= Change (film) =

2010 documentary film by Matteo Barzini

Change is a feature-length documentary film about the Barack Obama - John McCain 2008 United States presidential election directed by Matteo Barzini and produced by Lorenzo Ambrogio & Feel Film. It premiered May 15, 2010 at Rome Independent Film Festival. It was later distributed by Cinecittà Luce.

==Plot==
The author travels back from Italy to America where he moved to at the age of 12 and lived until he was 18. These crucial years of his life spent in Los Angeles have forever shaped his persona, and created a strong identity crisis within him. He decides to deal with his past by embarking in a journey across the United States during the 40 days prior to America's most crucial and heartfelt elections: Obama vs McCain.
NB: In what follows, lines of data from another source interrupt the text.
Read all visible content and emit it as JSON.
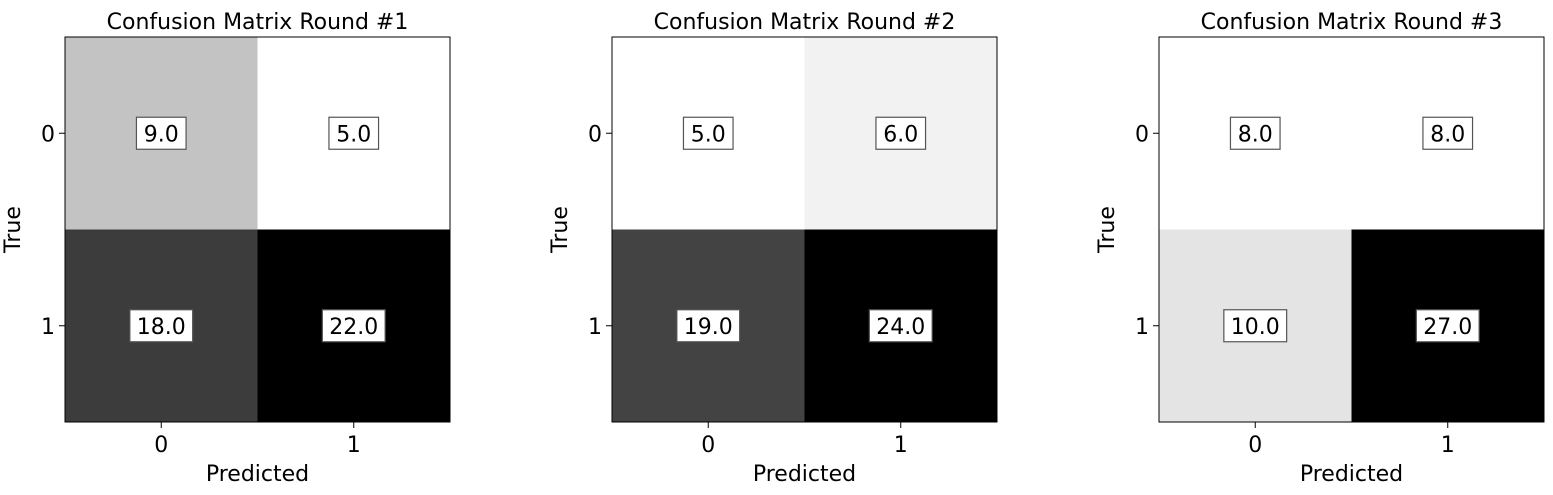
{
  "chart_data": [
    {
      "type": "heatmap",
      "title": "Confusion Matrix Round #1",
      "xlabel": "Predicted",
      "ylabel": "True",
      "x_categories": [
        "0",
        "1"
      ],
      "y_categories": [
        "0",
        "1"
      ],
      "colormap": "grayscale-reversed",
      "values": [
        [
          9.0,
          5.0
        ],
        [
          18.0,
          22.0
        ]
      ],
      "labels": [
        [
          "9.0",
          "5.0"
        ],
        [
          "18.0",
          "22.0"
        ]
      ]
    },
    {
      "type": "heatmap",
      "title": "Confusion Matrix Round #2",
      "xlabel": "Predicted",
      "ylabel": "True",
      "x_categories": [
        "0",
        "1"
      ],
      "y_categories": [
        "0",
        "1"
      ],
      "colormap": "grayscale-reversed",
      "values": [
        [
          5.0,
          6.0
        ],
        [
          19.0,
          24.0
        ]
      ],
      "labels": [
        [
          "5.0",
          "6.0"
        ],
        [
          "19.0",
          "24.0"
        ]
      ]
    },
    {
      "type": "heatmap",
      "title": "Confusion Matrix Round #3",
      "xlabel": "Predicted",
      "ylabel": "True",
      "x_categories": [
        "0",
        "1"
      ],
      "y_categories": [
        "0",
        "1"
      ],
      "colormap": "grayscale-reversed",
      "values": [
        [
          8.0,
          8.0
        ],
        [
          10.0,
          27.0
        ]
      ],
      "labels": [
        [
          "8.0",
          "8.0"
        ],
        [
          "10.0",
          "27.0"
        ]
      ]
    }
  ]
}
Change is an inside look at the political rallies, the concerts, the events, the controversies, the hopes and fears of a struggling country through the lens of a man looking to find himself and the country that raised him.

==Cast==
- Tomas Young as himself
- Barack Obama as himself
- Sarah Palin as herself
- John McCain as himself
- John Kerry as himself
- Joe Biden as himself
- Naomi Judd as herself
- Jay-Z as himself
- Rev. Arnold Conrad as himself
- Adam Navarro as himself
- Matteo Barzini as himself

==Reception==
The documentary received positive reviews. Il Venerdì di Repubblica dedicated a long interview to director Matteo Barzini and a thorough review of the documentary as part of its cover article on their November 2008 Issue. It stated: “Change is a journey in the heart of America during a presidential campaign which gave hope back to americans”.

Italy's largest selling newspaper Corriere Della Sera quoted Change as "Noteworthy" and the online film magazine 35mm.it stated "Change is timely and dynamic, at times reminding us of good ol’ Michael Moore.”